Nippostrongylus brasiliensis and Heligmosomoides polygyrus activate different immunomodulatory pathways in murine macrophages in vitro

Hookworm infections affect hundreds of millions of people worldwide and rank among the most significant neglected tropical diseases in terms of morbidity. Due to the inverse correlation between hookworm infection and the incidence of immune-mediated inflammatory diseases, considerable research has focused on understanding how parasitic helminths modulate host inflammation. Heligmosomoides polygyrus and Nippostrongylus brasiliensis are two hookworm-like rodent models widely used to investigate fundamental aspects of immune regulation. However, no comparative study has yet analysed the distinct immunological pathways activated by these helminths in their hosts.
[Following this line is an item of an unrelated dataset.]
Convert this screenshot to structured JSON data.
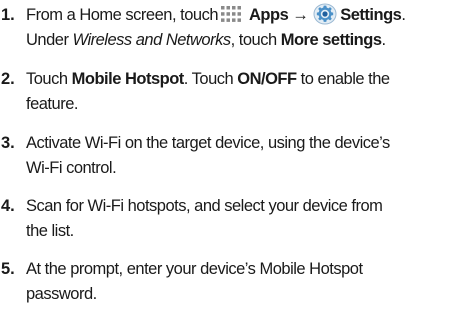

In this study, we compared cytokine profiles and M1/M2 macrophage polarization markers induced by H. polygyrus and N. brasiliensis , alongside proteomic pathways involved in their activation, using the RAW 264.7 murine macrophage cell line. H. polygyrus downregulated proinflammatory cytokines such as TNF-α and MCP-1, whereas N. brasiliensis did not affect TNF-α expression. Both parasites upregulated Th2 and regulatory cytokines, including IL-4 and TGF-β. Furthermore, H. polygyrus predominantly polarized macrophages toward an M2 phenotype, while N. brasiliensis maintained a balanced M1/M2 profile. Proteomic analysis revealed that N. brasiliensis and H. polygyrus exert their anti-inflammatory effects through distinct mechanisms, with N. brasiliensis acting via peripheral pathways and H. polygyrus via central regulatory mechanisms.